Por Leo Vinicius

1. De março até agora

battisti3Desde abril último, importantes pareceres institucionais e simbólicos vieram reforçar o entendimento de que Cesare Battisti não deve e não pode ser extraditado para a Itália. O constitucionalista José Afonso da Silva, tido como um dos mais respeitados do país, deu parecer a favor da extinção do processo de extradição, uma vez sendo legal a concessão de refúgio dada pelo Ministro da Justiça. Parecer que foi feito a pedido da OAB [Ordem dos Advogados do Brasil] e aprovado pela entidade, que assim se posicionou oficialmente a favor da permanência de Battisti no Brasil, e em liberdade. A pedido do próprio relator do processo no STF [Supremo Tribunal Federal], a Procuradoria Geral da República também deu parecer pela legalidade da decisão do Ministro da Justiça. O Conare (Comitê Nacional para Refugiados) e o Alto Comissariado das Nações Unidas para Refugiados (Acnur) divulgaram documento em que se posicionam a favor de que o STF respeite a decisão do Ministro da Justiça, demonstrando o receio de que qualquer decisão em contrário implique em um retrocesso na concessão de refúgio político não só no Brasil, mas no mundo.

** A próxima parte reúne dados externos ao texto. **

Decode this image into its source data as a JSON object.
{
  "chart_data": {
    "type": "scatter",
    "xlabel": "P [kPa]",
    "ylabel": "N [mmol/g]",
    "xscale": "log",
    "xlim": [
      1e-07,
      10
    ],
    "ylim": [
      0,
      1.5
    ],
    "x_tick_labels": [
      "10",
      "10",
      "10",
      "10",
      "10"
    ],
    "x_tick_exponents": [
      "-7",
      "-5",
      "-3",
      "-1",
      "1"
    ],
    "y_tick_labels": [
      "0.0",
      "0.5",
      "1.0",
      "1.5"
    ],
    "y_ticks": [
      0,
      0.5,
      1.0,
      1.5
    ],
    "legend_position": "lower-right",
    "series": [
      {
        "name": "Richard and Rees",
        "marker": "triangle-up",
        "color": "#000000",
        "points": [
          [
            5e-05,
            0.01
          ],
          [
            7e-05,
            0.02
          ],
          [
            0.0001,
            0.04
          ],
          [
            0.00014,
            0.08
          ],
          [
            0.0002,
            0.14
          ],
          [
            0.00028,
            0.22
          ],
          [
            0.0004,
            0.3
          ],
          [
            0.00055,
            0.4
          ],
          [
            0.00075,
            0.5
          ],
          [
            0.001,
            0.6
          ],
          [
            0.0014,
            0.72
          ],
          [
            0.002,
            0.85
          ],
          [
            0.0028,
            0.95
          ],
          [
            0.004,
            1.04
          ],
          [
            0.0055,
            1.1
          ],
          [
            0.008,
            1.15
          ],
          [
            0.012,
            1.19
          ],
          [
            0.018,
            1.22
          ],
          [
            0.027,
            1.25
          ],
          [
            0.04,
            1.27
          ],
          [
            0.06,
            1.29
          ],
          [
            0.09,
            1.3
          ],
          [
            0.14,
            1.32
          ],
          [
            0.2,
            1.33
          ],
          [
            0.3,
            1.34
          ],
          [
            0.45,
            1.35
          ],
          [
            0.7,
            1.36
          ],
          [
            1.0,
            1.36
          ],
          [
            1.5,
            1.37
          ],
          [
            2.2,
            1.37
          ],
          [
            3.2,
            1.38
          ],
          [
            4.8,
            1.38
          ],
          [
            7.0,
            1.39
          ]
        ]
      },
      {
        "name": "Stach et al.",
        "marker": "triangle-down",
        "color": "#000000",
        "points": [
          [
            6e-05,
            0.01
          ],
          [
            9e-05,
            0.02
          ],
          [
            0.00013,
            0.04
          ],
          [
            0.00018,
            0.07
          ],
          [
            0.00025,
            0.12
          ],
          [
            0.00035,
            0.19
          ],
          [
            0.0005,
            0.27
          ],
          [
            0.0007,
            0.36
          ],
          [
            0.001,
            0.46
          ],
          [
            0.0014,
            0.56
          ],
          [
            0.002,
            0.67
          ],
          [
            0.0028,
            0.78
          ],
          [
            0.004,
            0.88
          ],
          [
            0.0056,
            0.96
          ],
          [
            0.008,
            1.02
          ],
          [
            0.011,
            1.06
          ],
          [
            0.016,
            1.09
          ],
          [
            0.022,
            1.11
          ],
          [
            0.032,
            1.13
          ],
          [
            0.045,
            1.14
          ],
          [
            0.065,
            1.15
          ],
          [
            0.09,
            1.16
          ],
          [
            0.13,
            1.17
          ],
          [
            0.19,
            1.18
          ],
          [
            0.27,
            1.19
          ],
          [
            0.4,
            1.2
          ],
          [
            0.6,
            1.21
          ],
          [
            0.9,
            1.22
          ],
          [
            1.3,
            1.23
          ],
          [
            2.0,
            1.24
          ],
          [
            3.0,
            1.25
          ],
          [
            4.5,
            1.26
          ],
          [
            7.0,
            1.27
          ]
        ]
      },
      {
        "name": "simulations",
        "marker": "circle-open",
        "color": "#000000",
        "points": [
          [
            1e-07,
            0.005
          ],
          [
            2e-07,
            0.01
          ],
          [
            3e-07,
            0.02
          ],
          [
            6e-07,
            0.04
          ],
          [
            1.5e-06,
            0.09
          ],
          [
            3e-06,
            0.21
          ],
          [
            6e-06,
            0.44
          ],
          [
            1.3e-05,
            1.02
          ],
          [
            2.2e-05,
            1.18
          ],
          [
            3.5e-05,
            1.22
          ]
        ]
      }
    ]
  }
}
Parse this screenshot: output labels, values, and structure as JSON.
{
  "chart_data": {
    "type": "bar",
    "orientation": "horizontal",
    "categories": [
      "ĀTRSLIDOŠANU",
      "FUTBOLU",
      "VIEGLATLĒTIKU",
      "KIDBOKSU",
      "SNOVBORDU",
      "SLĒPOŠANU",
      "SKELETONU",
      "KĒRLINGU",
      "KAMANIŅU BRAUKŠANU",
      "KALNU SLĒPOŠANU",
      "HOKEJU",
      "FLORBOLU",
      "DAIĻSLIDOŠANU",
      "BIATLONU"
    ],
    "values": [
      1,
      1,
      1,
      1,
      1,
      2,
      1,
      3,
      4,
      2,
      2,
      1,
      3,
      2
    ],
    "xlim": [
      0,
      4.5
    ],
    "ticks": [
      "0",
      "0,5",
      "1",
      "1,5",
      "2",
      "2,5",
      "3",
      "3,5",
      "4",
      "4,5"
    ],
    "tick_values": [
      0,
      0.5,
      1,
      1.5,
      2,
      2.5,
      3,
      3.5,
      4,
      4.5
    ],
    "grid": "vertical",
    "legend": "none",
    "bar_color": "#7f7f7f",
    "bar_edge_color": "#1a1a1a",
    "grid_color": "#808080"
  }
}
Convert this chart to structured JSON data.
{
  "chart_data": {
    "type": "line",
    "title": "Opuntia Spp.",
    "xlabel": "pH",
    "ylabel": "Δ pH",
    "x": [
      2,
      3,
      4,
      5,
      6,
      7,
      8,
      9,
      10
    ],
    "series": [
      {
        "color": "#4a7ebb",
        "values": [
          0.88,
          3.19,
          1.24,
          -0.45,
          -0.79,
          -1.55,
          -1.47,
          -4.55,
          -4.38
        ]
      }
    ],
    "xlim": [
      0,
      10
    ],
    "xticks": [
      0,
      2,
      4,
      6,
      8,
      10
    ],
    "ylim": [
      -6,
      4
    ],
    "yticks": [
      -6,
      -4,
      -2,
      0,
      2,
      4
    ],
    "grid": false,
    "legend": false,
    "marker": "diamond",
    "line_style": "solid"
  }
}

No início de junho o presidente da OAB divulgou nota pedindo rapidez no julgamento do pedido de extradição de Cesare Battisti por parte do STF. Battisti, que recebeu status de refugiado em dezembro do ano passado, ainda se encontra preso, seis meses depois, somando quase dois anos e meio de prisão no Brasil. O presidente da OAB bem aponta que a morosidade do processo, ruim em si mesma, se agrava pela falta de liberdade de Battisti.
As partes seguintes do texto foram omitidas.